Tue, 21 Jun 2005

BPK auditors got 'Rp 11m monthly' from KPU

Ridwan Max Sijabat, The Jakarta Post, Jakarta

Lawyers for Mulyana Wira Kusumah, the first defendant in the high-profile graft case involving the General Elections Commission (KPU), revealed on Monday a series of other bribery cases against state auditors.

Defense lawyers told the trial of Mulyana that an audit team from the Supreme Audit Agency (BPK) had received Rp 11 million (US$1,145) monthly from the KPU since January 2005.

KPU member Mulyana is being tried in the anticorruption court on charges of attempting to bribe BPK auditor Khairiansyah Salman with Rp 300 million in an apparent bid to influence the results of the BKP audit on election funds.

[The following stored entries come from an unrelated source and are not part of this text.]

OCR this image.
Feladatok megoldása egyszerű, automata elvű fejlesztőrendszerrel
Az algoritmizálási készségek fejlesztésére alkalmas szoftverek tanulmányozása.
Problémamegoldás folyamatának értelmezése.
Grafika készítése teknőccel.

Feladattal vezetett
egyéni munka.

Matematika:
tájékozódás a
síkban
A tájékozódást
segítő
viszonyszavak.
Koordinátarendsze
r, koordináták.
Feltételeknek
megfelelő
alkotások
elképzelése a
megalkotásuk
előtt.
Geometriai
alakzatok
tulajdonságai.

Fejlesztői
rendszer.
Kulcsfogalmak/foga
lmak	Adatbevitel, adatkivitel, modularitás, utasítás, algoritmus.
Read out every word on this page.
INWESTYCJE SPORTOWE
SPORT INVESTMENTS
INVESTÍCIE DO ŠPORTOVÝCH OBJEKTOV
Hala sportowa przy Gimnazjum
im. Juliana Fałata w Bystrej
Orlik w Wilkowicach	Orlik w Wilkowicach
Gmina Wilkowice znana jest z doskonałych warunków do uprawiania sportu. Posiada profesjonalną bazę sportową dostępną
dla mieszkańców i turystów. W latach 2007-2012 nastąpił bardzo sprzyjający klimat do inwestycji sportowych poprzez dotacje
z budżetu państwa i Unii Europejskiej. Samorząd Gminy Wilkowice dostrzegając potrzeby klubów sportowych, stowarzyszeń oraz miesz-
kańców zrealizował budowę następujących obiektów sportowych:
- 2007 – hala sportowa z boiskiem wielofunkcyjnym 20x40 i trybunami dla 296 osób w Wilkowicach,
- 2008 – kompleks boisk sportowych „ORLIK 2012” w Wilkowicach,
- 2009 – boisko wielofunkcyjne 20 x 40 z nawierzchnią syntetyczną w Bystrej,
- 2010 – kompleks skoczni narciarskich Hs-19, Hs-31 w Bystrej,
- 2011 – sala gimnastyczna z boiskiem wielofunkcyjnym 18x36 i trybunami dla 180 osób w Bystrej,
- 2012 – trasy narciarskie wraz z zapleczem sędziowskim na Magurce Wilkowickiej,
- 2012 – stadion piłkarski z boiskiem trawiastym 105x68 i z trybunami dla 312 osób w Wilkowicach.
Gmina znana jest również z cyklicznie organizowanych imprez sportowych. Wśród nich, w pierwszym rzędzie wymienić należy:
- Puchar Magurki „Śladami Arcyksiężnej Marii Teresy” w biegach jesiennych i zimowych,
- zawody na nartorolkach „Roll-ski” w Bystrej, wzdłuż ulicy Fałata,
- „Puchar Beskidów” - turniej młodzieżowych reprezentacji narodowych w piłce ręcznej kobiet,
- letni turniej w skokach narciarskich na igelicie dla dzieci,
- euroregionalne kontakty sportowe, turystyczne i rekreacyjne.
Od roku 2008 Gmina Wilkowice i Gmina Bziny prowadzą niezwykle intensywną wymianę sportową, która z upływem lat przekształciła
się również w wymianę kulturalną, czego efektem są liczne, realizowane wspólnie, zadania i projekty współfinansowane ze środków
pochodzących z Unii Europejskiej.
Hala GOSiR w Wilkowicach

The same lawyers accused Khairiansyah, who leaked the information on Mulyana's alleged bribe attempt, of receiving Rp 750,000 weekly from the KPU.

"The money was aimed at helping the BPK team do their main task of conducting an investigative audit," Sirra Prayuna, a member of Mulyana's legal team, told the trial.

However, Sirra did not name the person who handed over this money or when the bribery practices stopped.

At Monday's court hearing, Mulyana's lawyers also denied bribery charges by prosecutors against their client, and demanded that the court dismiss them.

They said the charges, which carry a maximum penalty of five years in jail, were legally flawed as the crime involved two institutions -- the KPU and the BPK.

"So, in this case all those involved must be held as defendants, not only Mulyana. There should be no legal discrimination," Sirra argued.

In the previous hearing last Thursday, prosecutors charged Mulyana, who is also a prominent criminologist from the University of Indonesia, of trying to pay a Rp 300 million bribe to Khairiansyah.

Prosecutors said that the defendant had asked the auditor to nullify findings that showed discrepancies in the procurement of ballot boxes for last year's general elections, in order to ensure that the KPU was not found to be corrupt.

Mulyana was arrested on April 8 during a meeting with Khairiansyah, whom investigators from the Corruption Eradication Commission (KPK) had wired with a recorder. The investigators seized Rp 300 million allegedly used as a bribe. In response, Mulyana claimed entrapment.

Apart from the bribery case, the KPK was also investigating other corruption cases at the elections agency.

KPU chairman Nazaruddin Syamsuddin has been detained for interrogation as a suspect in the graft scandal, along with KPU secretary general Susongko Suhardjo and treasurer Hamdani Amin.

The KPU members and officials have been accused of receiving large amounts of money collected as kickbacks from private companies that won tenders to provide election materials to the commission. A proportion of these kickbacks were also reportedly given to lawmakers and BPK auditors.

A former chairman of the budgetary committee at the House of Representatives, Abdullah Zaini, has admitted to receiving Rp 100 million as a gift at his daughter's wedding last year. The gift was returned to the KPU after the corruption case became public.

Also, another BPK auditor Japiten Nainggolan admitted to KPK investigators that he had received Rp 200 million in gratuities from the KPU, but he says he later returned the money.

The court was adjourned until Thursday to hear prosecutors' responses to the defense's legal objections.